Mutlak favori olmasına rağmen Heat, altı maçlık seride Mavericks‘e yenildi. LeBron ve Wade’in sergiledikleri performanslar, bireysel başarılarının yanı sıra bir süper takım oluşturmanın ve yüksek beklentileri yönetmenin zorluklarını da ortaya koydu.
2011-12: Kevin Durant & Russell Westbrook
2011-2012 NBA sezonu Oklahoma City Thunder‘da Kevin Durant ve Russell Westbrook’un uyumunu öne çıkardı. Durant ve Westbrook heyecan verici bir kombinasyondu ve onların skor gücü, Thunder‘ın başarısında kilit bir faktördü.
Bir skor makinesi ve ligin en verimli şutörlerinden biri olan Kevin Durant maç başına 28.0 sayı, 8.0 ribaund ve 3.5 asistle takımına liderlik etti. Oldukça atletik ve patlayıcı bir oyun kurucu olan Russell Westbrook ise maç başına 23.6 sayı, 5.5 asist ve 4.6 ribaund ile katkıda bulundu.
Oklahoma City Thunder güçlü bir normal sezon geçirdi, lokavt sezonunu 47-19’luk dereceyle bitirdi ve Batı Konferansı’nda ikinci sırayı aldı. Durant ve Westbrook’un skor yeteneklerinin yanı sıra Serge Ibaka’nın savunmadaki varlığı Thunder’ı ligin en rekabetçi takımlarından biri haline getirdi. 2012 NBA Playofflarında Thunder, Miami Heat ile karşılaştığı NBA Finallerine yükseldi. Sonuçta Heat’e kaybetmiş olsalar da, gelecekteki başarı potansiyellerini sergilediler.
2012-13: LeBron James & Dwyane Wade
2012-2013 NBA sezonu, LeBron James ve Dwyane Wade’in Miami Heat’teki ortaklığında bir başka zorlayıcı bölüme işaret ediyordu. Beklentiler o kadar yüksekti ki, tek şampiyonluk kimseyi tatmin etmeyecek gibi gözüküyordu.

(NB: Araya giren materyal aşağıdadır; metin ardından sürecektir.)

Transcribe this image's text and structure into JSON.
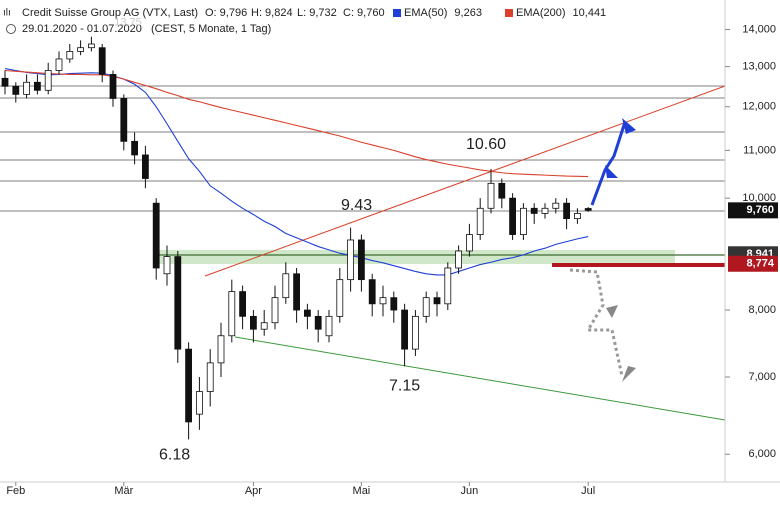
{
  "chart_data": {
    "type": "candlestick",
    "header": {
      "title": "Credit Suisse Group AG (VTX, Last)",
      "ohlc": [
        "O: 9,796",
        "H: 9,824",
        "L: 9,732",
        "C: 9,760"
      ],
      "range": "29.01.2020 - 01.07.2020",
      "info": "(CEST, 5 Monate, 1 Tag)"
    },
    "categories": [
      null,
      "Feb",
      null,
      null,
      null,
      null,
      null,
      null,
      null,
      null,
      null,
      "Mär",
      null,
      null,
      null,
      null,
      null,
      null,
      null,
      null,
      null,
      null,
      null,
      "Apr",
      null,
      null,
      null,
      null,
      null,
      null,
      null,
      null,
      null,
      "Mai",
      null,
      null,
      null,
      null,
      null,
      null,
      null,
      null,
      null,
      "Jun",
      null,
      null,
      null,
      null,
      null,
      null,
      null,
      null,
      null,
      null,
      "Jul"
    ],
    "open": [
      12.7,
      12.5,
      12.3,
      12.6,
      12.4,
      12.9,
      13.2,
      13.4,
      13.5,
      13.5,
      12.8,
      12.2,
      11.2,
      10.9,
      9.9,
      8.6,
      8.9,
      7.4,
      6.5,
      6.8,
      7.2,
      7.6,
      8.3,
      7.9,
      7.7,
      7.8,
      8.2,
      8.6,
      8.0,
      7.9,
      7.6,
      7.9,
      8.5,
      9.2,
      8.5,
      8.1,
      8.2,
      8.0,
      7.4,
      7.9,
      8.2,
      8.1,
      8.7,
      9.0,
      9.3,
      9.8,
      10.3,
      10.0,
      9.3,
      9.8,
      9.7,
      9.8,
      9.9,
      9.6,
      9.796
    ],
    "high": [
      12.9,
      12.6,
      12.8,
      12.8,
      13.1,
      13.4,
      13.6,
      13.7,
      13.8,
      13.6,
      12.9,
      12.3,
      11.4,
      11.1,
      10.0,
      9.1,
      9.0,
      7.5,
      7.0,
      7.4,
      7.8,
      8.5,
      8.4,
      8.0,
      8.0,
      8.4,
      8.8,
      8.7,
      8.1,
      8.0,
      8.0,
      8.7,
      9.43,
      9.3,
      8.6,
      8.4,
      8.3,
      8.1,
      8.0,
      8.3,
      8.3,
      8.8,
      9.1,
      9.5,
      10.0,
      10.6,
      10.4,
      10.1,
      9.9,
      9.9,
      9.9,
      10.0,
      10.0,
      9.8,
      9.824
    ],
    "low": [
      12.3,
      12.1,
      12.2,
      12.3,
      12.3,
      12.8,
      13.1,
      13.3,
      13.4,
      12.6,
      12.0,
      11.0,
      10.7,
      10.2,
      8.5,
      8.4,
      7.2,
      6.18,
      6.3,
      6.6,
      7.0,
      7.5,
      7.7,
      7.5,
      7.6,
      7.7,
      8.1,
      7.8,
      7.7,
      7.5,
      7.5,
      7.8,
      8.3,
      8.3,
      7.9,
      7.9,
      7.8,
      7.15,
      7.3,
      7.8,
      7.9,
      8.0,
      8.6,
      8.9,
      9.2,
      9.7,
      9.8,
      9.2,
      9.2,
      9.5,
      9.6,
      9.7,
      9.4,
      9.5,
      9.732
    ],
    "close": [
      12.5,
      12.3,
      12.6,
      12.4,
      12.9,
      13.2,
      13.4,
      13.5,
      13.6,
      12.8,
      12.2,
      11.2,
      10.9,
      10.4,
      8.7,
      8.9,
      7.4,
      6.4,
      6.8,
      7.2,
      7.6,
      8.3,
      7.9,
      7.7,
      7.8,
      8.2,
      8.6,
      8.0,
      7.9,
      7.7,
      7.9,
      8.5,
      9.2,
      8.5,
      8.1,
      8.2,
      8.0,
      7.4,
      7.9,
      8.2,
      8.1,
      8.7,
      9.0,
      9.3,
      9.8,
      10.3,
      10.0,
      9.3,
      9.8,
      9.7,
      9.8,
      9.9,
      9.6,
      9.7,
      9.76
    ],
    "series": [
      {
        "name": "EMA(50)",
        "color": "#1f3fd6",
        "value_label": "9,263",
        "values": [
          12.95,
          12.9,
          12.85,
          12.82,
          12.79,
          12.8,
          12.82,
          12.83,
          12.84,
          12.83,
          12.76,
          12.68,
          12.55,
          12.35,
          12.0,
          11.6,
          11.2,
          10.82,
          10.55,
          10.25,
          10.1,
          9.94,
          9.8,
          9.68,
          9.55,
          9.45,
          9.32,
          9.24,
          9.16,
          9.08,
          9.02,
          8.96,
          8.92,
          8.88,
          8.83,
          8.79,
          8.74,
          8.69,
          8.64,
          8.6,
          8.58,
          8.58,
          8.64,
          8.7,
          8.76,
          8.8,
          8.85,
          8.88,
          8.93,
          9.0,
          9.05,
          9.12,
          9.17,
          9.22,
          9.263
        ]
      },
      {
        "name": "EMA(200)",
        "color": "#d9412b",
        "value_label": "10,441",
        "values": [
          12.9,
          12.88,
          12.86,
          12.84,
          12.82,
          12.81,
          12.8,
          12.8,
          12.79,
          12.79,
          12.75,
          12.68,
          12.6,
          12.52,
          12.44,
          12.35,
          12.27,
          12.18,
          12.12,
          12.05,
          11.98,
          11.92,
          11.86,
          11.8,
          11.74,
          11.68,
          11.62,
          11.56,
          11.5,
          11.44,
          11.38,
          11.32,
          11.25,
          11.18,
          11.12,
          11.06,
          11.0,
          10.93,
          10.86,
          10.8,
          10.75,
          10.7,
          10.66,
          10.62,
          10.58,
          10.55,
          10.52,
          10.5,
          10.49,
          10.48,
          10.47,
          10.46,
          10.45,
          10.445,
          10.441
        ]
      }
    ],
    "price_labels": [
      {
        "value": 9.76,
        "label": "9,760",
        "color": "#111111"
      },
      {
        "value": 8.941,
        "label": "8,941",
        "color": "#333333"
      },
      {
        "value": 8.774,
        "label": "8,774",
        "color": "#b0171f"
      }
    ],
    "annotations": [
      {
        "value": 10.6,
        "label": "10.60",
        "index": 45
      },
      {
        "value": 9.43,
        "label": "9.43",
        "index": 32
      },
      {
        "value": 7.15,
        "label": "7.15",
        "index": 37
      },
      {
        "value": 6.18,
        "label": "6.18",
        "index": 17
      },
      {
        "value": 13.75,
        "label": "13.75",
        "index": 10
      }
    ],
    "ylim": [
      5.7,
      14.7
    ],
    "log_scale": true,
    "yticks": [
      {
        "value": 6,
        "label": "6,000"
      },
      {
        "value": 7,
        "label": "7,000"
      },
      {
        "value": 8,
        "label": "8,000"
      },
      {
        "value": 10,
        "label": "10,000"
      },
      {
        "value": 11,
        "label": "11,000"
      },
      {
        "value": 12,
        "label": "12,000"
      },
      {
        "value": 13,
        "label": "13,000"
      },
      {
        "value": 14,
        "label": "14,000"
      }
    ]
  }
}
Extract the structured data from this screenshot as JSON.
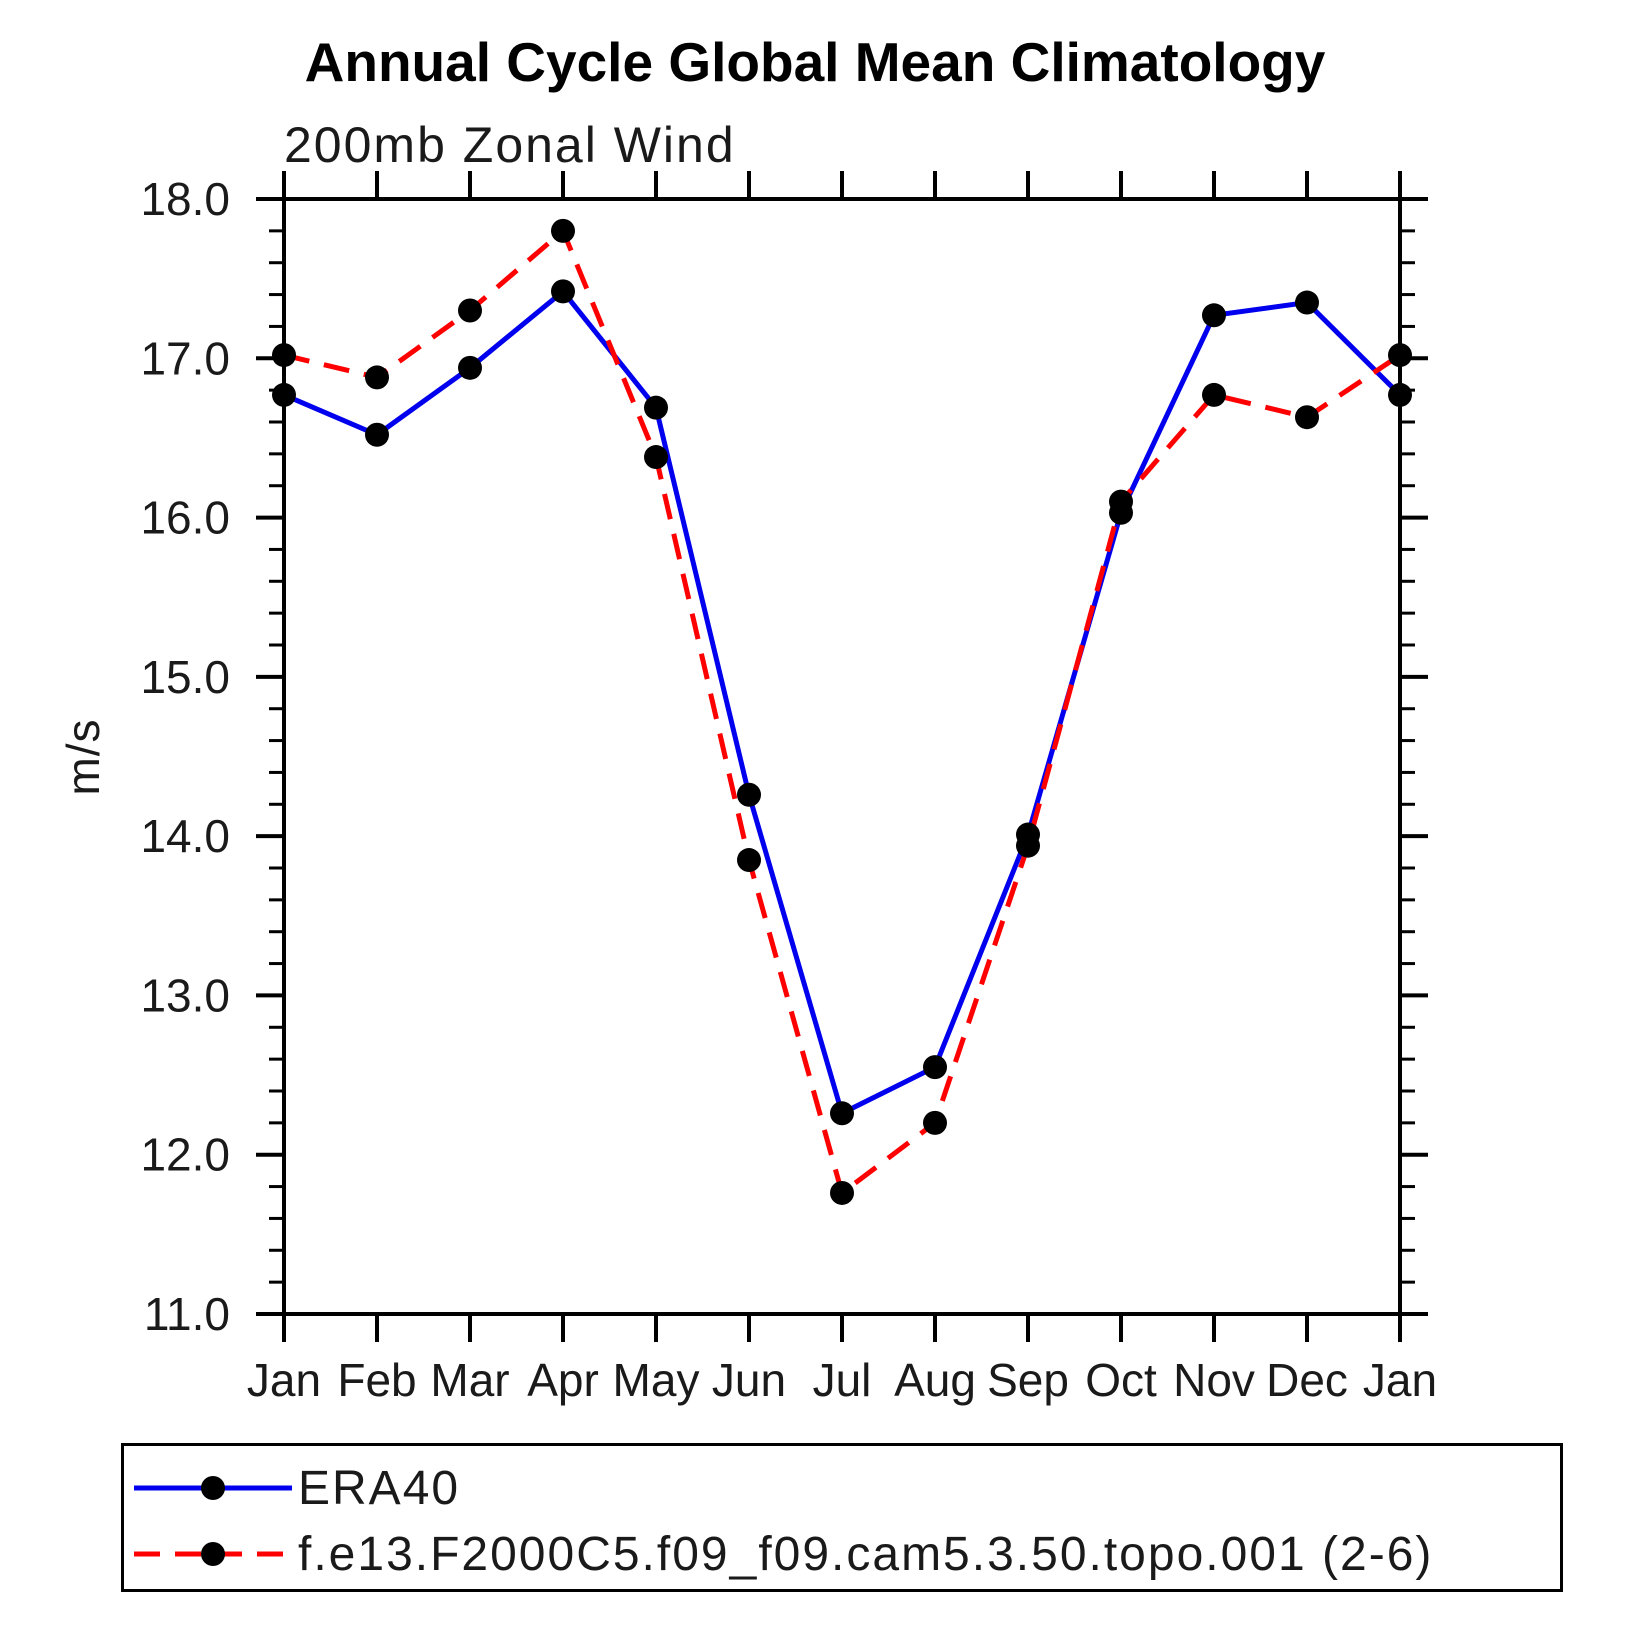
{
  "title": "Annual Cycle Global Mean Climatology",
  "subtitle": "200mb Zonal Wind",
  "y_axis_label": "m/s",
  "legend": {
    "entries": [
      {
        "label": "ERA40",
        "color": "#0000ee",
        "style": "solid"
      },
      {
        "label": "f.e13.F2000C5.f09_f09.cam5.3.50.topo.001 (2-6)",
        "color": "#ff0000",
        "style": "dashed"
      }
    ],
    "marker_color": "#000000"
  },
  "chart_data": {
    "type": "line",
    "title": "Annual Cycle Global Mean Climatology",
    "subtitle": "200mb Zonal Wind",
    "xlabel": "",
    "ylabel": "m/s",
    "categories": [
      "Jan",
      "Feb",
      "Mar",
      "Apr",
      "May",
      "Jun",
      "Jul",
      "Aug",
      "Sep",
      "Oct",
      "Nov",
      "Dec",
      "Jan"
    ],
    "series": [
      {
        "name": "ERA40",
        "color": "#0000ee",
        "style": "solid",
        "values": [
          16.77,
          16.52,
          16.94,
          17.42,
          16.69,
          14.26,
          12.26,
          12.55,
          14.01,
          16.03,
          17.27,
          17.35,
          16.77
        ]
      },
      {
        "name": "f.e13.F2000C5.f09_f09.cam5.3.50.topo.001 (2-6)",
        "color": "#ff0000",
        "style": "dashed",
        "values": [
          17.02,
          16.88,
          17.3,
          17.8,
          16.38,
          13.85,
          11.76,
          12.2,
          13.94,
          16.1,
          16.77,
          16.63,
          17.02
        ]
      }
    ],
    "ylim": [
      11.0,
      18.0
    ],
    "ytick_interval": 1.0,
    "yminor_interval": 0.2,
    "ytick_labels": [
      "11.0",
      "12.0",
      "13.0",
      "14.0",
      "15.0",
      "16.0",
      "17.0",
      "18.0"
    ],
    "marker": "filled-circle",
    "marker_color": "#000000",
    "grid": false,
    "legend_position": "bottom"
  }
}
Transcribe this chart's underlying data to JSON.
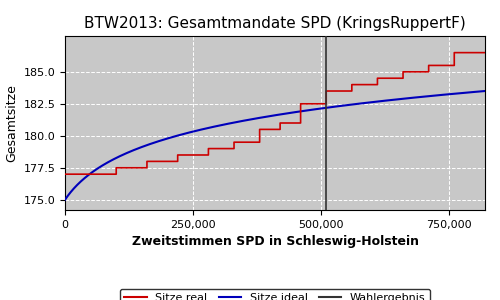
{
  "title": "BTW2013: Gesamtmandate SPD (KringsRuppertF)",
  "xlabel": "Zweitstimmen SPD in Schleswig-Holstein",
  "ylabel": "Gesamtsitze",
  "xlim": [
    0,
    820000
  ],
  "ylim": [
    174.2,
    187.8
  ],
  "wahlergebnis_x": 510000,
  "bg_color": "#c8c8c8",
  "fig_bg_color": "#ffffff",
  "line_real_color": "#cc0000",
  "line_ideal_color": "#0000bb",
  "line_wahlerg_color": "#333333",
  "legend_labels": [
    "Sitze real",
    "Sitze ideal",
    "Wahlergebnis"
  ],
  "yticks": [
    175.0,
    177.5,
    180.0,
    182.5,
    185.0
  ],
  "xticks": [
    0,
    250000,
    500000,
    750000
  ],
  "real_steps_x": [
    0,
    100000,
    100001,
    160000,
    160001,
    220000,
    220001,
    280000,
    280001,
    330000,
    330001,
    380000,
    380001,
    420000,
    420001,
    460000,
    460001,
    510000,
    510001,
    560000,
    560001,
    610000,
    610001,
    660000,
    660001,
    710000,
    710001,
    760000,
    760001,
    820000
  ],
  "real_steps_y": [
    177.0,
    177.0,
    177.5,
    177.5,
    178.0,
    178.0,
    178.5,
    178.5,
    179.0,
    179.0,
    179.5,
    179.5,
    180.5,
    180.5,
    181.0,
    181.0,
    182.5,
    182.5,
    183.5,
    183.5,
    184.0,
    184.0,
    184.5,
    184.5,
    185.0,
    185.0,
    185.5,
    185.5,
    186.5,
    186.5
  ],
  "ideal_y_start": 175.0,
  "ideal_y_end": 183.5,
  "ideal_x_flat_end": 100000,
  "grid_color": "#ffffff",
  "grid_style": "--",
  "title_fontsize": 11,
  "label_fontsize": 9,
  "tick_fontsize": 8
}
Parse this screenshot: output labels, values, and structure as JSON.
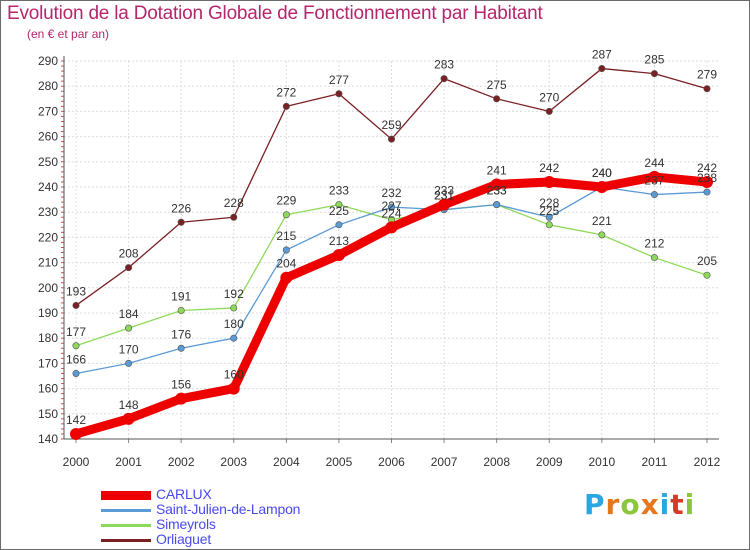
{
  "title": "Evolution de la Dotation Globale de Fonctionnement par Habitant",
  "subtitle": "(en € et par an)",
  "logo": {
    "letters": [
      "P",
      "r",
      "o",
      "x",
      "i",
      "t",
      "i"
    ],
    "colors": [
      "#2aa6e0",
      "#e8761c",
      "#8cc63f",
      "#e8761c",
      "#2aa6e0",
      "#d83a2a",
      "#8cc63f"
    ]
  },
  "chart_data": {
    "type": "line",
    "title": "Evolution de la Dotation Globale de Fonctionnement par Habitant",
    "subtitle": "(en € et par an)",
    "xlabel": "",
    "ylabel": "",
    "x": [
      "2000",
      "2001",
      "2002",
      "2003",
      "2004",
      "2005",
      "2006",
      "2007",
      "2008",
      "2009",
      "2010",
      "2011",
      "2012"
    ],
    "ylim": [
      140,
      290
    ],
    "yticks": [
      140,
      150,
      160,
      170,
      180,
      190,
      200,
      210,
      220,
      230,
      240,
      250,
      260,
      270,
      280,
      290
    ],
    "grid": true,
    "legend_position": "bottom-left",
    "series": [
      {
        "name": "CARLUX",
        "color": "#ee0000",
        "values": [
          142,
          148,
          156,
          160,
          204,
          213,
          224,
          233,
          241,
          242,
          240,
          244,
          242
        ]
      },
      {
        "name": "Saint-Julien-de-Lampon",
        "color": "#5b9bd5",
        "values": [
          166,
          170,
          176,
          180,
          215,
          225,
          232,
          231,
          233,
          228,
          240,
          237,
          238
        ]
      },
      {
        "name": "Simeyrols",
        "color": "#8fd95a",
        "values": [
          177,
          184,
          191,
          192,
          229,
          233,
          227,
          231,
          233,
          225,
          221,
          212,
          205
        ]
      },
      {
        "name": "Orliaguet",
        "color": "#7a1f22",
        "values": [
          193,
          208,
          226,
          228,
          272,
          277,
          259,
          283,
          275,
          270,
          287,
          285,
          279
        ]
      }
    ]
  }
}
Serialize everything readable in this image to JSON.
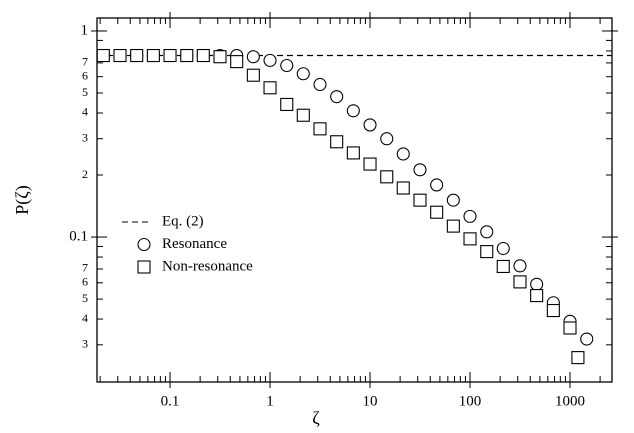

Üst üste ikinci şampiyonluğunu kazanmak isteyen Miami Heat olağanüstü bir normal sezon geçirdi ve sezonu 66-16’lık bir dereceyle bitirerek Doğu Konferansı’nda ilk sırayı aldı. LeBron, Wade ve Bosh yetenekleriyle Heat’i en dominant takımlardan biri haline getirdi. 2013 NBA Playofflarında büyük üçlü, Heat’i NBA Finallerine taşıdı ve burada San Antonio Spurs ile oldukça çekişmeli bir seride karşı karşıya geldiler.
NBA tarihinin unutulmaz playoff serilerinden birisinde ipi göğüslemeyi başardılar ve üst üste ikinci kez şampiyon oldular. LeBron ile Wade’in ortaklığı gelişmeye devam etti ve NBA’in modern dönemindeki en ikonik ikililerden biri olarak miraslarını sağlamlaştırdılar.